Life Sci. 2024 Oct 31:359:123208. doi: 10.1016/j.lfs.2024.123208. Online ahead of print.

Abstract

Advancements in Spatial Transcriptomics (ST) technologies in recent years have transformed the analysis of tissue structure and function within spatial contexts. However, accurately identifying spatial domains remains challenging due to data sparsity and noise. Traditional clustering methods often fail to capture spatial dependencies, while spatial clustering methods struggle with batch effects and data integration. We introduce GraphCVAE, a model designed to enhance spatial domain identification by integrating spatial and morphological information, correcting batch effects, and managing heterogeneous data. GraphCVAE employs a multi-layer Graph Convolutional Network (GCN) and a variational autoencoder to improve the representation and integration of spatial information.
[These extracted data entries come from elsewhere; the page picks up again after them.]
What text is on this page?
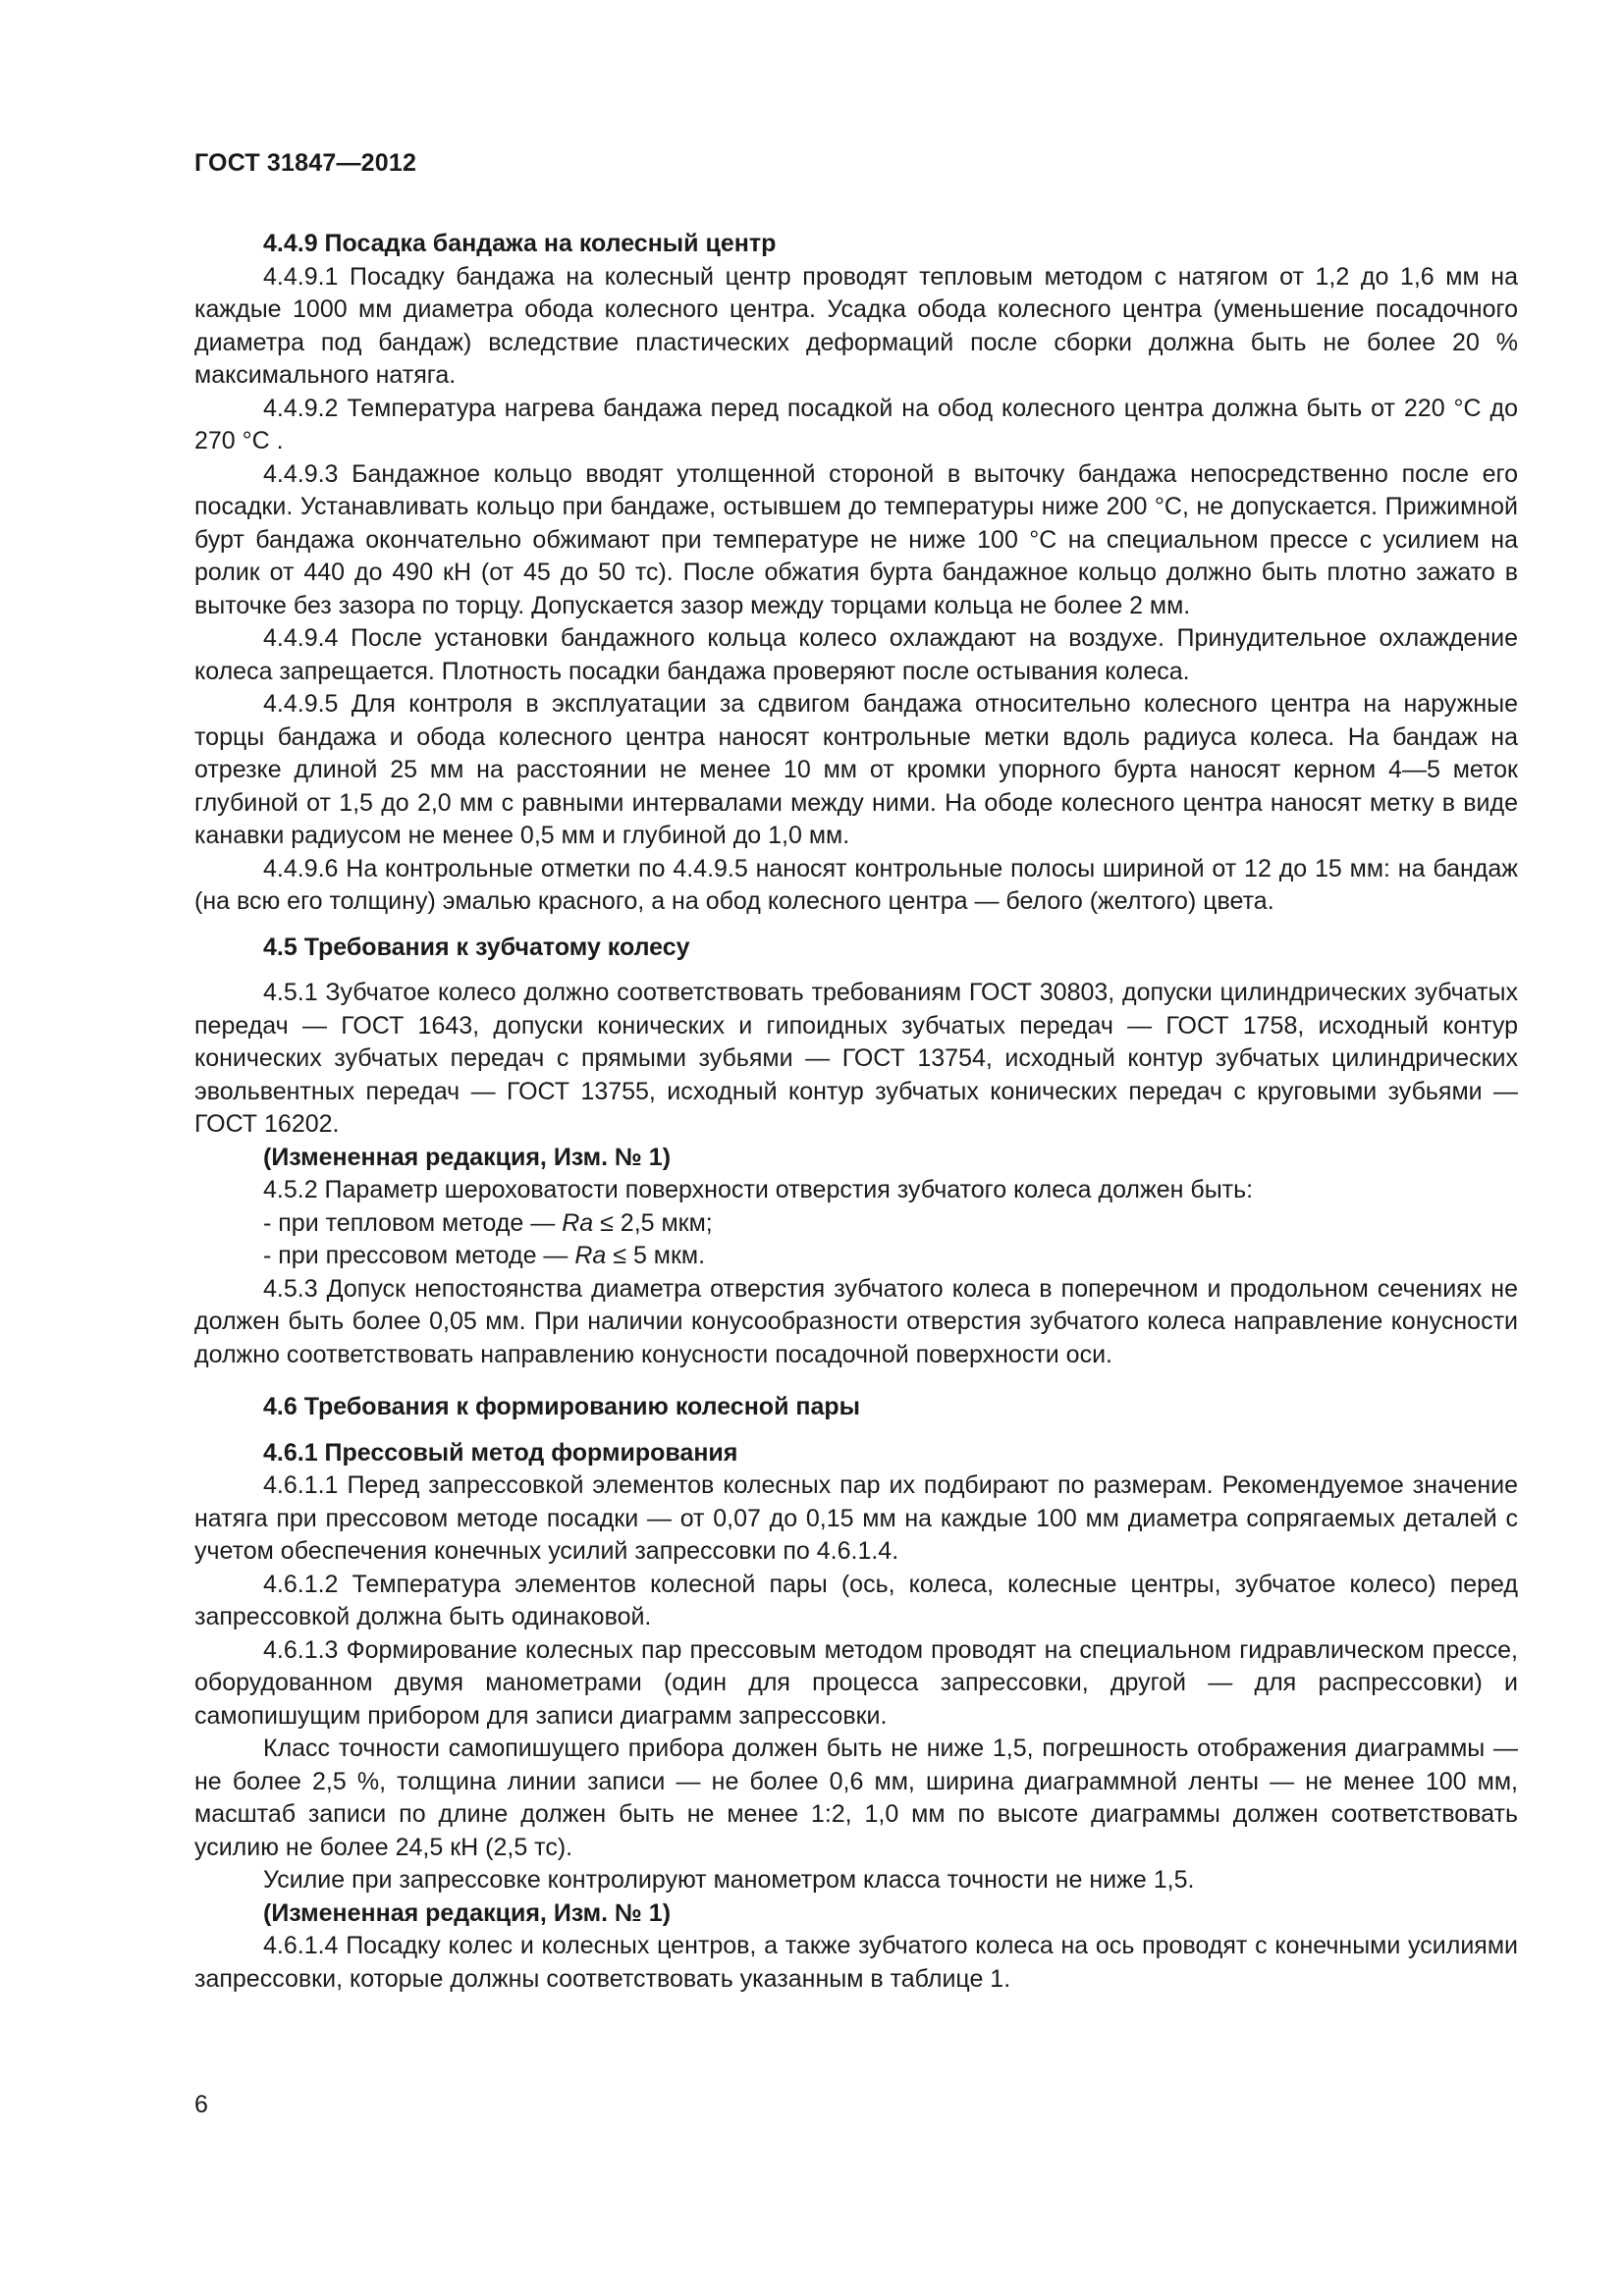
ГОСТ 31847—2012
4.4.9 Посадка бандажа на колесный центр

4.4.9.1 Посадку бандажа на колесный центр проводят тепловым методом с натягом от 1,2 до 1,6 мм на каждые 1000 мм диаметра обода колесного центра. Усадка обода колесного центра (уменьшение посадочного диаметра под бандаж) вследствие пластических деформаций после сборки должна быть не более 20 % максимального натяга.

4.4.9.2 Температура нагрева бандажа перед посадкой на обод колесного центра должна быть от 220 °C до 270 °C .

4.4.9.3 Бандажное кольцо вводят утолщенной стороной в выточку бандажа непосредственно после его посадки. Устанавливать кольцо при бандаже, остывшем до температуры ниже 200 °C, не допускается. Прижимной бурт бандажа окончательно обжимают при температуре не ниже 100 °C на специальном прессе с усилием на ролик от 440 до 490 кН (от 45 до 50 тс). После обжатия бурта бандажное кольцо должно быть плотно зажато в выточке без зазора по торцу. Допускается зазор между торцами кольца не более 2 мм.

4.4.9.4 После установки бандажного кольца колесо охлаждают на воздухе. Принудительное охлаждение колеса запрещается. Плотность посадки бандажа проверяют после остывания колеса.

4.4.9.5 Для контроля в эксплуатации за сдвигом бандажа относительно колесного центра на наружные торцы бандажа и обода колесного центра наносят контрольные метки вдоль радиуса колеса. На бандаж на отрезке длиной 25 мм на расстоянии не менее 10 мм от кромки упорного бурта наносят керном 4—5 меток глубиной от 1,5 до 2,0 мм с равными интервалами между ними. На ободе колесного центра наносят метку в виде канавки радиусом не менее 0,5 мм и глубиной до 1,0 мм.

4.4.9.6 На контрольные отметки по 4.4.9.5 наносят контрольные полосы шириной от 12 до 15 мм: на бандаж (на всю его толщину) эмалью красного, а на обод колесного центра — белого (желтого) цвета.

4.5 Требования к зубчатому колесу

4.5.1 Зубчатое колесо должно соответствовать требованиям ГОСТ 30803, допуски цилиндрических зубчатых передач — ГОСТ 1643, допуски конических и гипоидных зубчатых передач — ГОСТ 1758, исходный контур конических зубчатых передач с прямыми зубьями — ГОСТ 13754, исходный контур зубчатых цилиндрических эвольвентных передач — ГОСТ 13755, исходный контур зубчатых конических передач с круговыми зубьями — ГОСТ 16202.

(Измененная редакция, Изм. № 1)

4.5.2 Параметр шероховатости поверхности отверстия зубчатого колеса должен быть:

- при тепловом методе — Ra ≤ 2,5 мкм;

- при прессовом методе — Ra ≤ 5 мкм.

4.5.3 Допуск непостоянства диаметра отверстия зубчатого колеса в поперечном и продольном сечениях не должен быть более 0,05 мм. При наличии конусообразности отверстия зубчатого колеса направление конусности должно соответствовать направлению конусности посадочной поверхности оси.

4.6 Требования к формированию колесной пары
4.6.1 Прессовый метод формирования

4.6.1.1 Перед запрессовкой элементов колесных пар их подбирают по размерам. Рекомендуемое значение натяга при прессовом методе посадки — от 0,07 до 0,15 мм на каждые 100 мм диаметра сопрягаемых деталей с учетом обеспечения конечных усилий запрессовки по 4.6.1.4.

4.6.1.2 Температура элементов колесной пары (ось, колеса, колесные центры, зубчатое колесо) перед запрессовкой должна быть одинаковой.

4.6.1.3 Формирование колесных пар прессовым методом проводят на специальном гидравлическом прессе, оборудованном двумя манометрами (один для процесса запрессовки, другой — для распрессовки) и самопишущим прибором для записи диаграмм запрессовки.

Класс точности самопишущего прибора должен быть не ниже 1,5, погрешность отображения диаграммы — не более 2,5 %, толщина линии записи — не более 0,6 мм, ширина диаграммной ленты — не менее 100 мм, масштаб записи по длине должен быть не менее 1:2, 1,0 мм по высоте диаграммы должен соответствовать усилию не более 24,5 кН (2,5 тс).

Усилие при запрессовке контролируют манометром класса точности не ниже 1,5.

(Измененная редакция, Изм. № 1)

4.6.1.4 Посадку колес и колесных центров, а также зубчатого колеса на ось проводят с конечными усилиями запрессовки, которые должны соответствовать указанным в таблице 1.

6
Through contrastive learning, the model captures subtle differences between cell types and states. Extensive testing on various ST datasets demonstrates GraphCVAE's robustness and biological contributions. In the dorsolateral prefrontal cortex (DLPFC) dataset, it accurately delineates cortical layer boundaries. In glioblastoma, GraphCVAE reveals critical therapeutic targets such as TF and NFIB. In colorectal cancer, it explores the role of the extracellular matrix in colorectal cancer. The model's performance metrics consistently surpass existing methods, validating its effectiveness. GraphCVAE's advanced visualization capabilities further highlight its precision in resolving spatial structures, making it a powerful tool for spatial transcriptomics analysis and offering new insights into disease studies.

Keywords: Contrastive learning; Deep learning; Gene expression; Spatial clustering; Spatial transcriptomics; Variational graph autoencoder.